E improvvisamente scopro che gli unici blog veramente degni di nota sono quelli che hanno in testa o in coda al titolo la parola social. Se non c’è social, e non vi occupate di social, nessuno verrà a leggervi, esibizionisti/e del cazzo. Uno veramente figo si vantava in pubblico di avere un blog da ben 4 mesi. Io ce l’ho da 4 anni, però il mio non è social, e quindi non conta una minchia.

E’ così che si inizia bene la giornata.

Quel blog lì

Stasera girovagavo fra blog e forum. Cercavo qualcosa, anzi qualcuno.

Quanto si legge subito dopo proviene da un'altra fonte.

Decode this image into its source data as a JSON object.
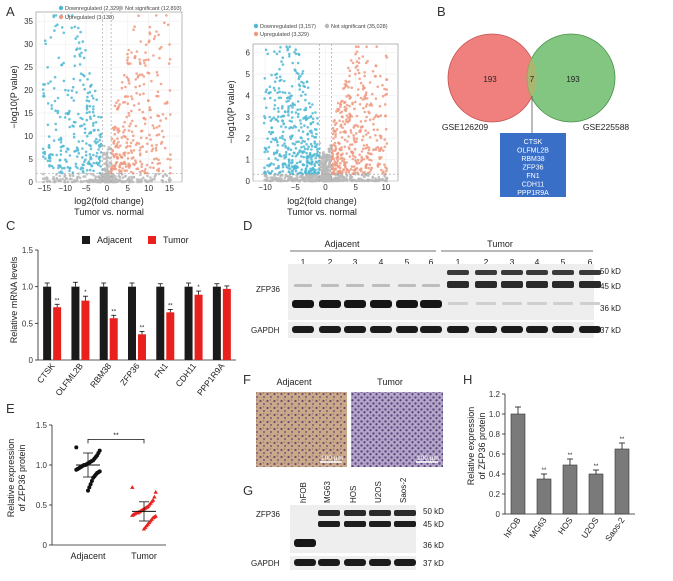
{
  "panel_labels": {
    "a": "A",
    "b": "B",
    "c": "C",
    "d": "D",
    "e": "E",
    "f": "F",
    "g": "G",
    "h": "H"
  },
  "volcano": [
    {
      "legend_down": "Downregulated (2,329)",
      "legend_ns": "Not significant (12,893)",
      "legend_up": "Upregulated (3,138)",
      "y_ticks": [
        "0",
        "5",
        "10",
        "15",
        "20",
        "25",
        "30",
        "35"
      ],
      "x_ticks": [
        "−15",
        "−10",
        "−5",
        "0",
        "5",
        "10",
        "15"
      ],
      "xlabel": "log2(fold change)",
      "ylabel": "−log10(P value)",
      "subtitle": "Tumor vs. normal"
    },
    {
      "legend_down": "Downregulated (3,157)",
      "legend_ns": "Not significant (35,028)",
      "legend_up": "Upregulated (3,329)",
      "y_ticks": [
        "0",
        "1",
        "2",
        "3",
        "4",
        "5",
        "6"
      ],
      "x_ticks": [
        "−10",
        "−5",
        "0",
        "5",
        "10"
      ],
      "xlabel": "log2(fold change)",
      "ylabel": "−log10(P value)",
      "subtitle": "Tumor vs. normal"
    }
  ],
  "venn": {
    "left_name": "GSE126209",
    "right_name": "GSE225588",
    "left_only": "193",
    "overlap": "7",
    "right_only": "193",
    "genes": [
      "CTSK",
      "OLFML2B",
      "RBM38",
      "ZFP36",
      "FN1",
      "CDH11",
      "PPP1R9A"
    ]
  },
  "colors": {
    "down": "#4fb8d4",
    "up": "#ef9a80",
    "ns": "#b8b8b8",
    "venn_left": "#f07a78",
    "venn_right": "#7cc47c",
    "gene_box": "#3a6fc8",
    "adjacent_bar": "#1a1a1a",
    "tumor_bar": "#e8201e",
    "h_bar": "#7a7a7a"
  },
  "chart_data": [
    {
      "type": "bar",
      "title": "",
      "legend": [
        "Adjacent",
        "Tumor"
      ],
      "ylabel": "Relative mRNA levels",
      "ylim": [
        0,
        1.5
      ],
      "y_ticks": [
        "0",
        "0.5",
        "1.0",
        "1.5"
      ],
      "categories": [
        "CTSK",
        "OLFML2B",
        "RBM38",
        "ZFP36",
        "FN1",
        "CDH11",
        "PPP1R9A"
      ],
      "series": [
        {
          "name": "Adjacent",
          "values": [
            1.0,
            1.0,
            1.0,
            1.0,
            1.0,
            1.0,
            1.0
          ],
          "errors": [
            0.05,
            0.06,
            0.05,
            0.05,
            0.04,
            0.05,
            0.04
          ]
        },
        {
          "name": "Tumor",
          "values": [
            0.72,
            0.81,
            0.57,
            0.35,
            0.65,
            0.89,
            0.97
          ],
          "errors": [
            0.04,
            0.06,
            0.04,
            0.04,
            0.04,
            0.05,
            0.04
          ],
          "sig": [
            "**",
            "*",
            "**",
            "**",
            "**",
            "*",
            ""
          ]
        }
      ]
    },
    {
      "type": "scatter",
      "ylabel": "Relative expression of ZFP36 protein",
      "ylim": [
        0,
        1.5
      ],
      "y_ticks": [
        "0",
        "0.5",
        "1.0",
        "1.5"
      ],
      "categories": [
        "Adjacent",
        "Tumor"
      ],
      "means": [
        1.0,
        0.42
      ],
      "sd": [
        0.15,
        0.12
      ],
      "sig": "**",
      "series": [
        {
          "name": "Adjacent",
          "values": [
            1.22,
            1.18,
            1.15,
            1.12,
            1.1,
            1.08,
            1.06,
            1.05,
            1.04,
            1.03,
            1.02,
            1.01,
            1.0,
            1.0,
            0.99,
            0.98,
            0.97,
            0.96,
            0.95,
            0.94,
            0.92,
            0.91,
            0.9,
            0.88,
            0.86,
            0.84,
            0.8,
            0.76,
            0.72,
            0.68
          ]
        },
        {
          "name": "Tumor",
          "values": [
            0.72,
            0.66,
            0.6,
            0.56,
            0.54,
            0.52,
            0.5,
            0.48,
            0.47,
            0.46,
            0.45,
            0.44,
            0.43,
            0.42,
            0.41,
            0.4,
            0.4,
            0.39,
            0.38,
            0.37,
            0.36,
            0.35,
            0.34,
            0.32,
            0.3,
            0.28,
            0.26,
            0.24,
            0.22,
            0.2
          ]
        }
      ]
    },
    {
      "type": "bar",
      "ylabel": "Relative expression of ZFP36 protein",
      "ylim": [
        0,
        1.2
      ],
      "y_ticks": [
        "0",
        "0.2",
        "0.4",
        "0.6",
        "0.8",
        "1.0",
        "1.2"
      ],
      "categories": [
        "hFOB",
        "MG63",
        "HOS",
        "U2OS",
        "Saos-2"
      ],
      "values": [
        1.0,
        0.35,
        0.49,
        0.4,
        0.65
      ],
      "errors": [
        0.07,
        0.05,
        0.06,
        0.04,
        0.06
      ],
      "sig": [
        "",
        "**",
        "**",
        "**",
        "**"
      ]
    }
  ],
  "blot_d": {
    "group_left": "Adjacent",
    "group_right": "Tumor",
    "lanes": [
      "1",
      "2",
      "3",
      "4",
      "5",
      "6",
      "1",
      "2",
      "3",
      "4",
      "5",
      "6"
    ],
    "protein": "ZFP36",
    "loading": "GAPDH",
    "mw": [
      "50 kD",
      "45 kD",
      "36 kD",
      "37 kD"
    ]
  },
  "ihc": {
    "left_title": "Adjacent",
    "right_title": "Tumor",
    "scale": "100 μm"
  },
  "blot_g": {
    "lanes": [
      "hFOB",
      "MG63",
      "HOS",
      "U2OS",
      "Saos-2"
    ],
    "protein": "ZFP36",
    "loading": "GAPDH",
    "mw": [
      "50 kD",
      "45 kD",
      "36 kD",
      "37 kD"
    ]
  }
}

E porca miseria, l’ho trovato.

Il qualcuno.

Solo che non mi sento sollevata. Ho letto quello che scrive e mi è venuto il magone. Non ci sarà mai la benchè minima possibilità di addivenire ad una tregua? Non mi sarà proprio mai data la possibilità di farmi toccare, al di là del vetro (e sorvoliamo su quello che ci può essere scritto, sul vetro)?

La tentazione di lasciare un messaggio è stata forte. Ma non ne ho avuto il coraggio.

Vigliacca.

Blog disease

Offro un invito a cena (chi mi conosce sa che c’è tutto da guadagnare) al primo lettore/trice affezionato/a di questo blog, ma mi accontento anche di passanti casuali, che mi spieghi con dovizia di dettagli e un linguaggio il meno possible tecnico come si fa ad allargare la grafica del blog in modo che prenda tutto lo schermo, ed eliminare quella odiosa striscia grigia a destra.